Just a few years in the past, after I was simply beginning out on my quest to dial back meat in our home, one in every of my daughters walked within the door and stated she had a imaginative and prescient: “I feel we should always have Caesar salad tonight, however as a substitute of rooster, simply swap in crispy chickpeas.”
Caesar salad with rooster had lengthy been a favourite in our home, and not too long ago, so had crispy chickpeas, so her suggestion made loads of sense. I fried up a can of drained, dried garbanzos in oil, then added cayenne, smoked paprika, garlic powder, salt and pepper, and into the salad they went. It was such a success that now, when folks ask me for recommendation on how you can transition to vegetarian cooking, one of many first issues I inform them is: Make mates with chickpeas, aka garbanzos, gram, ceci, chana. I consider the protein-packed humble legume the way in which I used to consider rooster — the start line for dinner. Two extra examples…
Antipasto Pizza — Toss chickpeas (fully drained and dried) with broccolini, onions, olive oil, salt and pepper, and pile on to a provolone-mozzarella topped pizza dough. (Add a bit little bit of Genoa salami if you want to persuade any meat-eating hold-outs, together with your self.) Bake at 475°F on a greased cookie sheet (or pizza stone if that’s your factor) till crust will get golden and cheese begins effervescent, about quarter-hour.
Crispy Chickpeas with Yogurt — You’ll be able to take those self same crispy chickpeas from the Caesar salad and make them the star of the plate: simply prime with yogurt and tamarind sauce and serve with rice. (I’d say by now this qualifies as a meal we’ve loved to death in our household.) We’ve additionally been identified to toss spinach or kale within the skillet to up the inexperienced issue.

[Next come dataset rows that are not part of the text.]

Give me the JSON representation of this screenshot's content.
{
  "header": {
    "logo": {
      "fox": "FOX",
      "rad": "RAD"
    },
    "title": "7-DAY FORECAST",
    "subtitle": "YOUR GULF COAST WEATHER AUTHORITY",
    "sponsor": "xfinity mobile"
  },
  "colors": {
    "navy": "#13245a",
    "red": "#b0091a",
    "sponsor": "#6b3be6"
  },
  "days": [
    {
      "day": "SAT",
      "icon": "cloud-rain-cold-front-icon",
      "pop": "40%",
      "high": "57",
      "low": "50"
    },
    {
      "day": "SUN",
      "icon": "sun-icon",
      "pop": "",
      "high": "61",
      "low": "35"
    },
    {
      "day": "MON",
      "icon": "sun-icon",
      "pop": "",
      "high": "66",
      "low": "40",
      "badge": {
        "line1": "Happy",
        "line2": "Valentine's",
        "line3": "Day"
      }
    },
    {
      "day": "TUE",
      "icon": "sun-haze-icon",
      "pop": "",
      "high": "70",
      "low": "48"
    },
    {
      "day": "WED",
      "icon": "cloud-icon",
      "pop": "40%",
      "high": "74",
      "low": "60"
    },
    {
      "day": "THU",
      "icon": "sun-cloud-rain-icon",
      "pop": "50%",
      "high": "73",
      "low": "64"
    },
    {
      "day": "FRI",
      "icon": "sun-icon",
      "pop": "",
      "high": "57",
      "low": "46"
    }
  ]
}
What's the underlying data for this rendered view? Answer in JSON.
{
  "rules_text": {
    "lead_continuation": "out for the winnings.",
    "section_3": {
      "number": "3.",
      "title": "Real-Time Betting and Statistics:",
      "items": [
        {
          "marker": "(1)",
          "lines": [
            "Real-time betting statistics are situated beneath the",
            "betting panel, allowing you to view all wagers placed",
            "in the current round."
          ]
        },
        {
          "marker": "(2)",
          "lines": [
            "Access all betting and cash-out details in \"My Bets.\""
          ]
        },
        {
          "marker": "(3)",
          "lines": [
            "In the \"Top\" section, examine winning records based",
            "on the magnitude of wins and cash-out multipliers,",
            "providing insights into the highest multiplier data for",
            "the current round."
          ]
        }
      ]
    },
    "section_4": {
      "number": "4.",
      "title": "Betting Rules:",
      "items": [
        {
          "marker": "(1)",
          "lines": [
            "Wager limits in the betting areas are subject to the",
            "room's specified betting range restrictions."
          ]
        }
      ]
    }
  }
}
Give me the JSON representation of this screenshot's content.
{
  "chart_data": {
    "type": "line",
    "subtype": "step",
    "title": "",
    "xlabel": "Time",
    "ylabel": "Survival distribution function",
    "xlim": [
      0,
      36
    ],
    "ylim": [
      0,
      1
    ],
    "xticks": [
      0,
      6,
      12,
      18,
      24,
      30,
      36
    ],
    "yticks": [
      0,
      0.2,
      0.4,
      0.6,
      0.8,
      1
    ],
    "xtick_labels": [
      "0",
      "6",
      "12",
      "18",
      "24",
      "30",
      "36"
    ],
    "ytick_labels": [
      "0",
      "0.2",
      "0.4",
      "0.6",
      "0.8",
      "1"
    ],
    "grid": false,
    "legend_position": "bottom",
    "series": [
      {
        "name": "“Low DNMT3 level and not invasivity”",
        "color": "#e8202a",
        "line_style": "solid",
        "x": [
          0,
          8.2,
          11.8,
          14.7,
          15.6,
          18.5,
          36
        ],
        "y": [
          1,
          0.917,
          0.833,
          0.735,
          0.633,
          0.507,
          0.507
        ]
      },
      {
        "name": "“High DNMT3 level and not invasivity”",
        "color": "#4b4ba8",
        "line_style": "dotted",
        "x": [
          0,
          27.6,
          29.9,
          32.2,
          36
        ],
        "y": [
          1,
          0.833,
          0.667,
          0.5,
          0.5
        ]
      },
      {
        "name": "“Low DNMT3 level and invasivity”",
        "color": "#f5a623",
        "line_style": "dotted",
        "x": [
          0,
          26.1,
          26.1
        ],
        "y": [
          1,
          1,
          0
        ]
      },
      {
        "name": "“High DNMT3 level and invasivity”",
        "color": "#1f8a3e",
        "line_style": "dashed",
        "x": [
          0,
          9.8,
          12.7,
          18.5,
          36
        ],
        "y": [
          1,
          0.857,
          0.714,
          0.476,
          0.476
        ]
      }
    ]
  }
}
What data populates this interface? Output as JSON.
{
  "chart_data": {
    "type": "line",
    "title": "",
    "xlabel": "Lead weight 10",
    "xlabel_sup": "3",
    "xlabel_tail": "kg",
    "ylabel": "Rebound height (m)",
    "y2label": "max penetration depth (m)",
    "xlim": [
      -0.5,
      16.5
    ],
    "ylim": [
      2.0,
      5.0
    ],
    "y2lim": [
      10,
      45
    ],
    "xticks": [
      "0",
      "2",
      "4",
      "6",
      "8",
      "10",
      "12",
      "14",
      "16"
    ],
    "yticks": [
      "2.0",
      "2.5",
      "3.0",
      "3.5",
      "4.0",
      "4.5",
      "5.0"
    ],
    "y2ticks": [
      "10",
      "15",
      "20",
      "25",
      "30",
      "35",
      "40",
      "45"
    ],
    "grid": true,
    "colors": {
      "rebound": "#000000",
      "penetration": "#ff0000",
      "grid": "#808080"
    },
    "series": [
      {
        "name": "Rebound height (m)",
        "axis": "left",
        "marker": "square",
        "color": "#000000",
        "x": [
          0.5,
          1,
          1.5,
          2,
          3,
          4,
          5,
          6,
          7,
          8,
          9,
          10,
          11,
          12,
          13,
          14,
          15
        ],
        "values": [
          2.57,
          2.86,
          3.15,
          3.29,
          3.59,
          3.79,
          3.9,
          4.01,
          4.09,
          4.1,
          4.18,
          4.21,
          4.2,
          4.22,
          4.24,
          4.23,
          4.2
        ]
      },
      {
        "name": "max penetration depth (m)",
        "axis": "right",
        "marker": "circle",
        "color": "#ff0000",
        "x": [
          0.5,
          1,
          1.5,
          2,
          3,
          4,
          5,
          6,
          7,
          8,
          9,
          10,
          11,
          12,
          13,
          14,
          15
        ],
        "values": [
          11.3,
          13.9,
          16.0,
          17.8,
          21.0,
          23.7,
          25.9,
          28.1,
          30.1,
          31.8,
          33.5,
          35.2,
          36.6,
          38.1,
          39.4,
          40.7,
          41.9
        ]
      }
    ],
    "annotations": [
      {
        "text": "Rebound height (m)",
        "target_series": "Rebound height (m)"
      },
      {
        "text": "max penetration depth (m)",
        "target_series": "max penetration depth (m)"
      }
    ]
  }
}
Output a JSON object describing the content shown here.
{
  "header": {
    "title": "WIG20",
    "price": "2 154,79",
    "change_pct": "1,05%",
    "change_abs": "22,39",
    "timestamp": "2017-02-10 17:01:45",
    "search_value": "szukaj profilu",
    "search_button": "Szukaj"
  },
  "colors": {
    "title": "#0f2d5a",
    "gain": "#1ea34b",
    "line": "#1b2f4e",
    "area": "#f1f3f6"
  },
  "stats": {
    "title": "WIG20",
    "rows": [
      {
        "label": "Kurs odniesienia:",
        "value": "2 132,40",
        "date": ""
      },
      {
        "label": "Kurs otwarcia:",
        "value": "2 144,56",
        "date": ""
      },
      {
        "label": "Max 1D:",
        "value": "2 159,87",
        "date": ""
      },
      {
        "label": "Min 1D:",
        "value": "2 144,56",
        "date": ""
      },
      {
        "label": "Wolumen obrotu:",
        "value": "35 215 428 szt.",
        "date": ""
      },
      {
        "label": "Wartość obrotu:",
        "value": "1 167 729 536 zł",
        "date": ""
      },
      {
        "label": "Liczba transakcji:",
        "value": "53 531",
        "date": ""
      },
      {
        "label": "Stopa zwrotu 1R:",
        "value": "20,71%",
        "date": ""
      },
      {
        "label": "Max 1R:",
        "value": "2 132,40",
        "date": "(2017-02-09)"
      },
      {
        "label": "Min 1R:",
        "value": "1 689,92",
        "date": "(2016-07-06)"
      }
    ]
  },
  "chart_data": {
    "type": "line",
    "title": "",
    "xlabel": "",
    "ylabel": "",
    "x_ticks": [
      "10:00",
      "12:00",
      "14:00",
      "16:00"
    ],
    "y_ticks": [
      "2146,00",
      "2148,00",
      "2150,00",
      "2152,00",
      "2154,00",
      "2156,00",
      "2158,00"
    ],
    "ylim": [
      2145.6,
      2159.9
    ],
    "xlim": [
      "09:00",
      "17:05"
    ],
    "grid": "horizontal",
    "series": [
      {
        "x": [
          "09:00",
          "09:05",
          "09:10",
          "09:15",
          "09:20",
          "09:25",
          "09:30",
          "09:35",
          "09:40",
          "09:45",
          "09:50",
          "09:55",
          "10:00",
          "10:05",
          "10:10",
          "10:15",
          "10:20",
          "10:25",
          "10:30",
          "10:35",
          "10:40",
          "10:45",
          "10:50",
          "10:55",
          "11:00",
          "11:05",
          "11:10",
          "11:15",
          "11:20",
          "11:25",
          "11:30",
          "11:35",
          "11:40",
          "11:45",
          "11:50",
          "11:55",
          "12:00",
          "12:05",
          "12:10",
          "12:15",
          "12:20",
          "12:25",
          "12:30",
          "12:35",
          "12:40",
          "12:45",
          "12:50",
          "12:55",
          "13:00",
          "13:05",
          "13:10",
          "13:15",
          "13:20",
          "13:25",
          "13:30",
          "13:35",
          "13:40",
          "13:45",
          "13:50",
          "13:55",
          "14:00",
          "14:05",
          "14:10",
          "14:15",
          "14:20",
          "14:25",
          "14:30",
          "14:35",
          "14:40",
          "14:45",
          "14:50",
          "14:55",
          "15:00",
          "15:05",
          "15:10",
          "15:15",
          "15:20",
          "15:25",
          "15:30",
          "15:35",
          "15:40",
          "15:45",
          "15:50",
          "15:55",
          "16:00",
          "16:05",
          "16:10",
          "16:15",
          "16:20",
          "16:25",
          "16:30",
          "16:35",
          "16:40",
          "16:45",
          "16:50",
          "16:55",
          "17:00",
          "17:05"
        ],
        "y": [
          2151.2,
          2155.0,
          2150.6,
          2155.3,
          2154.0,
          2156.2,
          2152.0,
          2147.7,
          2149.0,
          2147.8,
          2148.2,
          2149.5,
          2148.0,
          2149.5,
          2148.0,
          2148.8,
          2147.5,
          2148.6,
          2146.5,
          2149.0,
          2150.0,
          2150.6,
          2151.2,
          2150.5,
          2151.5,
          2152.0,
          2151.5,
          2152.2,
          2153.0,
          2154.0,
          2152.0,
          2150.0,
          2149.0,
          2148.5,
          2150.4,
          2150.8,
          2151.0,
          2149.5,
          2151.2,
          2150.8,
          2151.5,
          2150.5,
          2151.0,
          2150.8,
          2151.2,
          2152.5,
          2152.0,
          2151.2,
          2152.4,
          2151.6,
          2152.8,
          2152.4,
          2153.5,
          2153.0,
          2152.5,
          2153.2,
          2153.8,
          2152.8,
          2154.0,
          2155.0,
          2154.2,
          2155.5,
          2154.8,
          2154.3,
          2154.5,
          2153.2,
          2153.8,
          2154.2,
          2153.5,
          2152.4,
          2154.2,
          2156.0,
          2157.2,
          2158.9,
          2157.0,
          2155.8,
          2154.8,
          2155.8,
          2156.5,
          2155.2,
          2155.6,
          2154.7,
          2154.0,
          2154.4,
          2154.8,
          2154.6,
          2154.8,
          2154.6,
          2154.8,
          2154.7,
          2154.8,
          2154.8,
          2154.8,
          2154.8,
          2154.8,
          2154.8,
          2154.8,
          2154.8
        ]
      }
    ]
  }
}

And similar to the way in which I used to gravitate in direction of rooster recipes in cookbooks, now I flip to the index to search for chickpea-driven concepts first. Living proof: Vasudha Viswanath’s new e book The Vegetarian Reset, which is a superb international assortment of vegan and vegetarian cooking. The chickpea-centric recipes I’ve already dog-eared? Tagine with Lemon-Herb Cauliflower Rice; Paella; Falafel Salad; and the spiced coconut-y stir-fry Sundal which she was variety sufficient to share with us, beneath.
From The Vegetarian Reset
Says Vasudha: “Sundal is ‘formally’ a part of the Navaratri celebration for a lot of Hindus in South India, however is served on different events as effectively or consumed as a snack. The straightforward tadka of mustard seeds, inexperienced Chile, curry leaves, hing, and coconut immediately elevates this dish. I additionally counsel serving this as a foremost, on a mattress of greens.”
1 heaping cup dried chickpeas, soaked in a single day, or 2 15-ounce cans of chickpeas, drained and rinsed
2 tablespoons avocado oil, or different impartial oil of selection
2 teaspoons black mustard seeds (yellow mustard seeds are much less pungent, however will work as an alternative)
2 Indian inexperienced chiles, jalapeño peppers, or Thai chiles, chopped
10–15 contemporary curry leaves, chopped, or 20–30 complete dried curry leaves, crumbled
½ teaspoon urad dal (black gram, break up and skinned; non-compulsory)
¼ teaspoon asafoetida (hing, generally referred to as yellow powder)
½ cup finely diced onion
1½ teaspoon salt
3 tablespoon contemporary or frozen shredded coconut, or dry unsweetened shredded coconut
1 tablespoon lemon juice
If utilizing dried chickpeas, mix them with 3 cups of water in a strain cooker and prepare dinner simply till executed (about 7 minutes on excessive in an Immediate Pot; fast launch strain after 5 minutes). The beans ought to be cooked however crunchy. Skip this step if utilizing canned chickpeas.
Warmth a medium sauté pan over medium-high warmth. When sizzling, add the oil and mustard seeds. When the mustard seeds pop, flip the warmth all the way down to medium and add the chiles, curry leaves, urad dal, and asafoetida. Cook dinner till the urad dal turns mild golden brown, 1 minute. Add the onions and prepare dinner, stirring, till delicate, 5–6 minutes. Add the chickpeas and salt, combine effectively, and prepare dinner for two–3 minutes, till heated via. Don’t overcook or they’ll get mushy.
Flip off the range, add the coconut and lemon juice, and blend effectively. Serve sizzling.
(Prime and backside photograph by Alexandra Shytsman; pizza photograph by Chelsea Cavanaugh.)
P.S. Start with lentil salad and 10 dinners with an egg on top.